Strawberry aphid vectors, such as Chaetosiphon fragaefolii, is of genus Chaetosiphon, which are the primary causes of  problems seen in strawberry plants worldwide. These vectors infiltrate strawberry plants, and appear to be either translucent yellow-white to pale green-yellow in color. The body length of C. fragaefolii is roughly 0.9-1.8 mm long, while the antennae are 0.9-1.1 times the body length. Damage to plants are caused by aphid vectors sucking on the sap from plants, causing the observed symptoms of SCV. These vectors can be infected with this virus in as little as 24 hours from birth, while a latent period of 10–19 days are observed. Once infected, this vector can transmit SCV for up to 2 weeks.

== Associated Diseases ==
- Strawberry latent virus, strains A and B
- Strawberry lesion-A and lesion-B viruses
- Strawberry vein chlorosis virus

== Signs and symptoms ==
The symptoms of Strawberry crinkle virus varies between different varieties of plants, and they can also vary in the severity. Common symptoms can include spotting of the plant veins. The spotting can be chlorotic (yellowish spot on the leaf surface) or necrotic with areas of black indicating tissue death in these areas. The petals of the flowers can also be deformed, and thee petals can also have abnormal streaking. The virus can also cause malformed leaflets, crinkled leaves, and also uneven leaf distribution in the plant. Another symptom can be the formation of lesions or areas of damage in the petioles and stolons of the plant. Episnasty can also occur from the virus, which causes increased growth of the upper region of the plant, which in turn makes the plant top-heavy causing it to bend downward.

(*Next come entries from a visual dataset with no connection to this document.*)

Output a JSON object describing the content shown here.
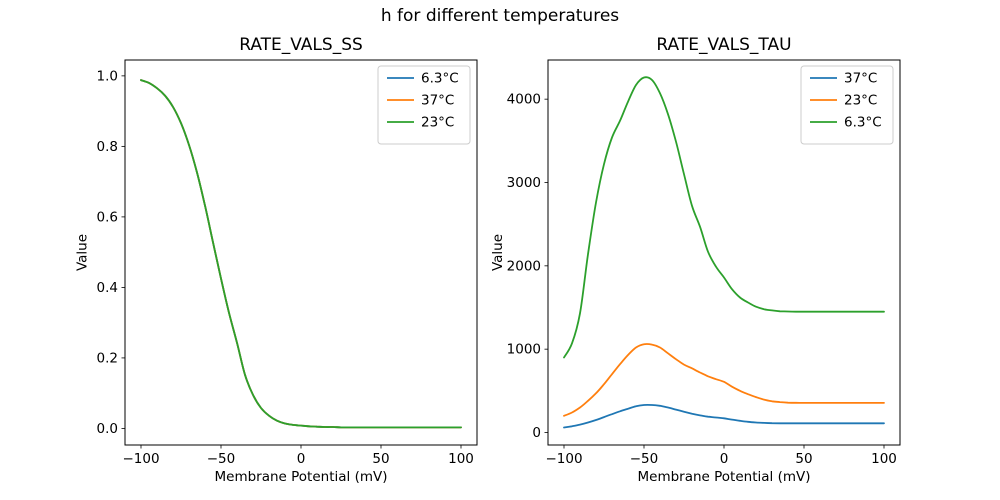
{
  "figure": {
    "title": "h for different temperatures",
    "background": "#ffffff"
  },
  "palette": {
    "blue": "#1f77b4",
    "orange": "#ff7f0e",
    "green": "#2ca02c",
    "axis": "#000000",
    "text": "#000000",
    "legend_border": "#cccccc"
  },
  "chart_data": [
    {
      "type": "line",
      "title": "RATE_VALS_SS",
      "xlabel": "Membrane Potential (mV)",
      "ylabel": "Value",
      "xlim": [
        -110,
        110
      ],
      "ylim": [
        -0.047,
        1.045
      ],
      "xticks": [
        -100,
        -50,
        0,
        50,
        100
      ],
      "xtick_labels": [
        "−100",
        "−50",
        "0",
        "50",
        "100"
      ],
      "yticks": [
        0.0,
        0.2,
        0.4,
        0.6,
        0.8,
        1.0
      ],
      "ytick_labels": [
        "0.0",
        "0.2",
        "0.4",
        "0.6",
        "0.8",
        "1.0"
      ],
      "grid": false,
      "legend": {
        "position": "upper right",
        "entries": [
          {
            "label": "6.3°C",
            "color": "#1f77b4"
          },
          {
            "label": "37°C",
            "color": "#ff7f0e"
          },
          {
            "label": "23°C",
            "color": "#2ca02c"
          }
        ]
      },
      "x": [
        -100,
        -95,
        -90,
        -85,
        -80,
        -75,
        -70,
        -65,
        -60,
        -55,
        -50,
        -45,
        -40,
        -35,
        -30,
        -25,
        -20,
        -15,
        -10,
        -5,
        0,
        5,
        10,
        15,
        20,
        25,
        30,
        35,
        40,
        45,
        50,
        55,
        60,
        65,
        70,
        75,
        80,
        85,
        90,
        95,
        100
      ],
      "series": [
        {
          "name": "6.3°C",
          "color": "#1f77b4",
          "values": [
            0.988,
            0.98,
            0.965,
            0.944,
            0.912,
            0.866,
            0.804,
            0.726,
            0.632,
            0.528,
            0.425,
            0.328,
            0.243,
            0.152,
            0.095,
            0.058,
            0.036,
            0.022,
            0.014,
            0.01,
            0.008,
            0.006,
            0.005,
            0.004,
            0.004,
            0.003,
            0.003,
            0.003,
            0.003,
            0.003,
            0.003,
            0.003,
            0.003,
            0.003,
            0.003,
            0.003,
            0.003,
            0.003,
            0.003,
            0.003,
            0.003
          ]
        },
        {
          "name": "37°C",
          "color": "#ff7f0e",
          "values": [
            0.988,
            0.98,
            0.965,
            0.944,
            0.912,
            0.866,
            0.804,
            0.726,
            0.632,
            0.528,
            0.425,
            0.328,
            0.243,
            0.152,
            0.095,
            0.058,
            0.036,
            0.022,
            0.014,
            0.01,
            0.008,
            0.006,
            0.005,
            0.004,
            0.004,
            0.003,
            0.003,
            0.003,
            0.003,
            0.003,
            0.003,
            0.003,
            0.003,
            0.003,
            0.003,
            0.003,
            0.003,
            0.003,
            0.003,
            0.003,
            0.003
          ]
        },
        {
          "name": "23°C",
          "color": "#2ca02c",
          "values": [
            0.988,
            0.98,
            0.965,
            0.944,
            0.912,
            0.866,
            0.804,
            0.726,
            0.632,
            0.528,
            0.425,
            0.328,
            0.243,
            0.152,
            0.095,
            0.058,
            0.036,
            0.022,
            0.014,
            0.01,
            0.008,
            0.006,
            0.005,
            0.004,
            0.004,
            0.003,
            0.003,
            0.003,
            0.003,
            0.003,
            0.003,
            0.003,
            0.003,
            0.003,
            0.003,
            0.003,
            0.003,
            0.003,
            0.003,
            0.003,
            0.003
          ]
        }
      ]
    },
    {
      "type": "line",
      "title": "RATE_VALS_TAU",
      "xlabel": "Membrane Potential (mV)",
      "ylabel": "Value",
      "xlim": [
        -110,
        110
      ],
      "ylim": [
        -150,
        4470
      ],
      "xticks": [
        -100,
        -50,
        0,
        50,
        100
      ],
      "xtick_labels": [
        "−100",
        "−50",
        "0",
        "50",
        "100"
      ],
      "yticks": [
        0,
        1000,
        2000,
        3000,
        4000
      ],
      "ytick_labels": [
        "0",
        "1000",
        "2000",
        "3000",
        "4000"
      ],
      "grid": false,
      "legend": {
        "position": "upper right",
        "entries": [
          {
            "label": "37°C",
            "color": "#1f77b4"
          },
          {
            "label": "23°C",
            "color": "#ff7f0e"
          },
          {
            "label": "6.3°C",
            "color": "#2ca02c"
          }
        ]
      },
      "x": [
        -100,
        -95,
        -90,
        -85,
        -80,
        -75,
        -70,
        -65,
        -60,
        -55,
        -50,
        -45,
        -40,
        -35,
        -30,
        -25,
        -20,
        -15,
        -10,
        -5,
        0,
        5,
        10,
        15,
        20,
        25,
        30,
        35,
        40,
        45,
        50,
        55,
        60,
        65,
        70,
        75,
        80,
        85,
        90,
        95,
        100
      ],
      "series": [
        {
          "name": "37°C",
          "color": "#1f77b4",
          "values": [
            60,
            75,
            95,
            120,
            150,
            185,
            220,
            255,
            285,
            315,
            330,
            330,
            320,
            300,
            275,
            250,
            225,
            205,
            190,
            180,
            170,
            155,
            140,
            128,
            120,
            115,
            112,
            111,
            110,
            110,
            110,
            110,
            110,
            110,
            110,
            110,
            110,
            110,
            110,
            110,
            110
          ]
        },
        {
          "name": "23°C",
          "color": "#ff7f0e",
          "values": [
            200,
            240,
            300,
            380,
            470,
            580,
            700,
            820,
            930,
            1020,
            1060,
            1055,
            1020,
            950,
            880,
            815,
            770,
            720,
            675,
            640,
            608,
            550,
            500,
            460,
            425,
            395,
            375,
            365,
            358,
            356,
            355,
            355,
            355,
            355,
            355,
            355,
            355,
            355,
            355,
            355,
            355
          ]
        },
        {
          "name": "6.3°C",
          "color": "#2ca02c",
          "values": [
            900,
            1070,
            1430,
            2140,
            2760,
            3220,
            3540,
            3740,
            3970,
            4170,
            4260,
            4230,
            4070,
            3820,
            3490,
            3100,
            2720,
            2470,
            2170,
            1990,
            1860,
            1720,
            1620,
            1560,
            1510,
            1480,
            1465,
            1455,
            1452,
            1450,
            1450,
            1450,
            1450,
            1450,
            1450,
            1450,
            1450,
            1450,
            1450,
            1450,
            1450
          ]
        }
      ]
    }
  ]
}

== Geographical Distribution ==
- SCV is seen worldwide and geographical regions affected include, but are not limited to:
  - Europe: Belgium, Bulgaria, Czech Republic, France, Germany, Italy, Netherlands, Poland, UK, Yugoslavia
  - Asia: China (Hebei, Hubei, Heilongjiang, Jilin, Jiangxi, Liaoning, Shandong, Shanxi, Zhejiang), Israel, Japan, Kazakhstan
  - Africa: South Africa
  - North America: Canada, USA (California, Oregon)
  - South America: Chile
  - Oceania: Australia (New South Wales, Tasmania, Victoria), New Zealand

== Tropism ==
The natural host range of SCV is narrow, including the wild strawberries F. vesca, F. virginiana and F. chiloensis, as well as on the cultivated species, F. ananassa.

In a study, the virus was isolated from strawberry leaf material; however, more experiments are necessary to conclude which strawberry plant tissues are optimal for the virus.

== Economic Impact and Solutions ==
Strawberries are one of the most important berry crops that are grown in the temperate regions. Due to this, the strawberry industry is a multibillion-dollar industry across the temperate regions of the world.  Viruses are considered a minor factor of pathogens that cause major arm to crop productions. In order to control SCR, it is advised to control the vectors of this virus, aphids Chaetosiphon fragaefolii and C. jacobi. However, it is important to note that insecticides are not used to regulate aphid vectors due to possible harmful interactions with bumblebees, which are essential for pollinating the plants. Additionally cultivating healthy, virus-free plants can help control the spread of SCR. Plant material that has been infected by the virus should be eradicated. When trading strawberry plants, it is important to verify that the plant material has met the conditions of a virus-free certification scheme; however, apical meristems from diseased plants can be obtained and made virus-free by growing them on culture medium. This is most successful when the parent plants had been treated with heat of 35 °C-41 °C for several months.